Founding Father: Little Richard
Too many fathers of rock have been lost to the mists of time, so join J.A. Bartlett of the Hits Just Keep On Comin' every Saturday as he reminds us who helped to set the groundwork for the music we love...
As frightening as Jerry Lee Lewis was to many American parents of the 1950s, Little Richard was even scarier. Not only did he pound the piano and howl with abandon like Lewis, he was black, and, uh, my God, Martha, he's wearing mascara!
Richard Penniman was born in 1932 to a family deeply involved in the African Methodist Episcopal Church, so the boy was weaned on gospel music. His siblings nicknamed him "War Hawk" because of his screechy singing voice. He derived his personal style from the major gospel stars of the '40s, both from how they sang and how they played piano. He got his first recording contract in 1951, but the handful of singles he made were unsuccessful. At some point during the early '50s, he adopted the stage name Little Richard, but it wasn't until he joined Specialty Records in 1955 that he scored a hit. On a break during a session at Cosimo Matassa's studio in New Orleans, he started fooling around with a song called Tutti Frutti. The original lyrics were cleaned up a bit -- "Tutti frutti, aw rooty" replaced "tutti frutti, loose booty," for example -- and the result was an early rock 'n' roll classic. Further classics followed: Lucille, Rip it Up, Long Tall Sally, Good Golly Miss Molly, Keep A-Knockin', and others. By 1956, Little Richard was in the movies, banging piano in Don't Knock the Rock and The Girl Can't Help It.

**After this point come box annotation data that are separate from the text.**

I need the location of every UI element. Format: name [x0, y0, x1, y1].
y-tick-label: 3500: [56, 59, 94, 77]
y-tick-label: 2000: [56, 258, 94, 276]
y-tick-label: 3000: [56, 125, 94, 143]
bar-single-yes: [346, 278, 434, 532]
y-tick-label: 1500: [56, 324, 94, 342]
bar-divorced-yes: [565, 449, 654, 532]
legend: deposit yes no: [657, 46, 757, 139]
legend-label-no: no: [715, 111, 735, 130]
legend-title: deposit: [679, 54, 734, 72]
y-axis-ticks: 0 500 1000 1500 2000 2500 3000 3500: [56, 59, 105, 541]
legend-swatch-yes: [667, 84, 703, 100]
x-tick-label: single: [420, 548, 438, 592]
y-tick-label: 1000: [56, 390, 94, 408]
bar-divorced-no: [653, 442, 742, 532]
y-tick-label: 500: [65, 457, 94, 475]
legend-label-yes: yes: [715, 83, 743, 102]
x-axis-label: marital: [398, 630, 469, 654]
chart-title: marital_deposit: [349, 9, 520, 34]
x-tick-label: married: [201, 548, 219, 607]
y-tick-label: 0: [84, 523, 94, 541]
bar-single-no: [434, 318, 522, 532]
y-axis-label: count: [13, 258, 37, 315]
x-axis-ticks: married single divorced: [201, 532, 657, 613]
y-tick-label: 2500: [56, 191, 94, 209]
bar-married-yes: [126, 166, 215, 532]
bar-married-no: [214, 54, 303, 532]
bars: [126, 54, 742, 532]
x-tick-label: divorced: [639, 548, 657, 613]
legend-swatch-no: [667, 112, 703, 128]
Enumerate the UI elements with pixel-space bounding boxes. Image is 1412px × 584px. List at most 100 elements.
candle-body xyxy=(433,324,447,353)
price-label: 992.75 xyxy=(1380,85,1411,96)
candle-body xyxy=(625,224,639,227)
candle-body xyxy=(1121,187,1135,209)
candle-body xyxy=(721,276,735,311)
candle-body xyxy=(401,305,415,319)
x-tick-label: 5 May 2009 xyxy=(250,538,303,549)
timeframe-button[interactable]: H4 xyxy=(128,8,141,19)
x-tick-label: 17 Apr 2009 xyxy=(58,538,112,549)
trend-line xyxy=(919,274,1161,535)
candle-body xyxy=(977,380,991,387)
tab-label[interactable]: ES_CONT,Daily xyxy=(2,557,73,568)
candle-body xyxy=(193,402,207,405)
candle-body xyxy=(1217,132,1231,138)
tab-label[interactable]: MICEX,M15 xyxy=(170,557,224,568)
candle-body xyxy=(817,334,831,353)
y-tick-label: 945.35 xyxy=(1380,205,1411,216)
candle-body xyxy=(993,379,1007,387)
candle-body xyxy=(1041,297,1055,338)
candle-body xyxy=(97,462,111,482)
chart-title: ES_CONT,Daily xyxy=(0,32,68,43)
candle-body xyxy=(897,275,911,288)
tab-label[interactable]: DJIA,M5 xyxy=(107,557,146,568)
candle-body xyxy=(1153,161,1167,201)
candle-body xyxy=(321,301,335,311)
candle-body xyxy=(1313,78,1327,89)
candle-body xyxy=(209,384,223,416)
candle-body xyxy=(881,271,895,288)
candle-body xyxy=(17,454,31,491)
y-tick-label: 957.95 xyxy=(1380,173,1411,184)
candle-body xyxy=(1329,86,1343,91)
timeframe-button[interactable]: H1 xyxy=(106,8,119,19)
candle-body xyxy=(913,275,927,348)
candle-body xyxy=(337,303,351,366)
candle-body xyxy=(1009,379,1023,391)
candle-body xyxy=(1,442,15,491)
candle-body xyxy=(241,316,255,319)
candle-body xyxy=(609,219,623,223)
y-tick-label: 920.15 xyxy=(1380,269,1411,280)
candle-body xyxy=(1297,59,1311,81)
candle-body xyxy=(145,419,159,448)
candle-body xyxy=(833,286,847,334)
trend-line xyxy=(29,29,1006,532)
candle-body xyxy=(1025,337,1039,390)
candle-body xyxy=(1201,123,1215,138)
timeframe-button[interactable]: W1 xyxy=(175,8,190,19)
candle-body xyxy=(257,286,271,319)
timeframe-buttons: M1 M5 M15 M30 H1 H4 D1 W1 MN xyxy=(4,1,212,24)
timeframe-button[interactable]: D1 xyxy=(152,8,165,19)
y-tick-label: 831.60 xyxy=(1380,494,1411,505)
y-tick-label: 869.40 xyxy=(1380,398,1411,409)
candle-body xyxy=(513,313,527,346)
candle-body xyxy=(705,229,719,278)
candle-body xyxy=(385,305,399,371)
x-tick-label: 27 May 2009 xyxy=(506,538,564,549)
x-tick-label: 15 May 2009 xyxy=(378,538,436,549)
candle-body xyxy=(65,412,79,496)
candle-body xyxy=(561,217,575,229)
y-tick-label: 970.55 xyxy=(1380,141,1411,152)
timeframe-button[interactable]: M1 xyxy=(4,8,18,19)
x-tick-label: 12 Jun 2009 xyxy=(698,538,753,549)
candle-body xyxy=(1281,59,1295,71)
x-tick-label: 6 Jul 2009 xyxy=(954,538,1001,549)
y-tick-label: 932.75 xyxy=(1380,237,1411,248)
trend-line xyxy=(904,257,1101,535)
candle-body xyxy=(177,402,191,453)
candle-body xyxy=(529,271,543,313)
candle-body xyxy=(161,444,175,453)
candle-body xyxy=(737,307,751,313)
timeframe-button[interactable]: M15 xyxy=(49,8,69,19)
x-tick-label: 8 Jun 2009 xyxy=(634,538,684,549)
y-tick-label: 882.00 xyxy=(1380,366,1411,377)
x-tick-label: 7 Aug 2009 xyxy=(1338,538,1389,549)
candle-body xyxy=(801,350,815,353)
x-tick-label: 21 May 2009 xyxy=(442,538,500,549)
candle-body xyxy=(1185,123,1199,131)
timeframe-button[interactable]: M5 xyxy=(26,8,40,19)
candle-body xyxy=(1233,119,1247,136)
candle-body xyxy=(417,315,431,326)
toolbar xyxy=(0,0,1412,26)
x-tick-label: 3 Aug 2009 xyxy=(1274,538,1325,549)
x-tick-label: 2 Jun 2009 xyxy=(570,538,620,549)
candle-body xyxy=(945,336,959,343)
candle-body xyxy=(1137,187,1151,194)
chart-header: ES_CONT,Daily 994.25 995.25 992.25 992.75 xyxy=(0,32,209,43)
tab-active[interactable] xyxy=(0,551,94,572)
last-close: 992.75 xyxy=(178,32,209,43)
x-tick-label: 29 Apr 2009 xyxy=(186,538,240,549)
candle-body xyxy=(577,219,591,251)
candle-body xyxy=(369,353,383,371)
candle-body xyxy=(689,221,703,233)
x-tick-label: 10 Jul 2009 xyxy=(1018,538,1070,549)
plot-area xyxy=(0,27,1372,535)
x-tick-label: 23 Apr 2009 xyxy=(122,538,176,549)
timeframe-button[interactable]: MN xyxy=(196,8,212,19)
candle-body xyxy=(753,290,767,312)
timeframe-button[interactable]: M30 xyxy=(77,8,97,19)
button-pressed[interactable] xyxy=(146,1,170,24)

But at the peak of his fame in 1957, Little Richard gave it all up. In the middle of a tour, he quit the music business to go into the ministry and vanished from public view for several years, although Specialty found some tunes in the vaults to keep him on the radio for a while. In the early '60s, Little Richard reemerged, and on a 1962 tour of Britain inspired dozens of young musicians who would become stars themselves within a few years: all four Beatles, Mick Jagger and Keith Richards, Pete Townshend and Roger Daltrey, Robert Plant and Jimmy Page, Eric Clapton, David Bowie, and others would all cite Little Richard as an influence. By the late '60s, Little Richard was considered an elder statesman of rock 'n' roll, and the world had finally caught up to his look: the tall pompadour hairstyle and makeup didn't seem quite as odd in the '70s as it had in the '50s.
In the late '70s, Little Richard gave up secular music for religion again, reemerging in 1986 with an acting role in the movie Down and Out in Beverly Hills; a retro-sounding single from the movie, Great Gosh A-Mighty, made the Top 40. In the same year, he was part of the inaugural class of inductees into the Rock and Roll Hall of Fame. He's been a media presence ever since, with cameo roles on TV and in the movies, commercials, and in music videos. He sang with Jerry Lee Lewis and John Fogerty at the Grammys last winter, and this past summer played a minister on The Young and the Restless.
When Rolling Stone compiled its list of rock immortals in 2004, Little Richard placed eighth, just behind Jimi Hendrix and James Brown and just ahead of Aretha Franklin and Ray Charles. Sounds about right.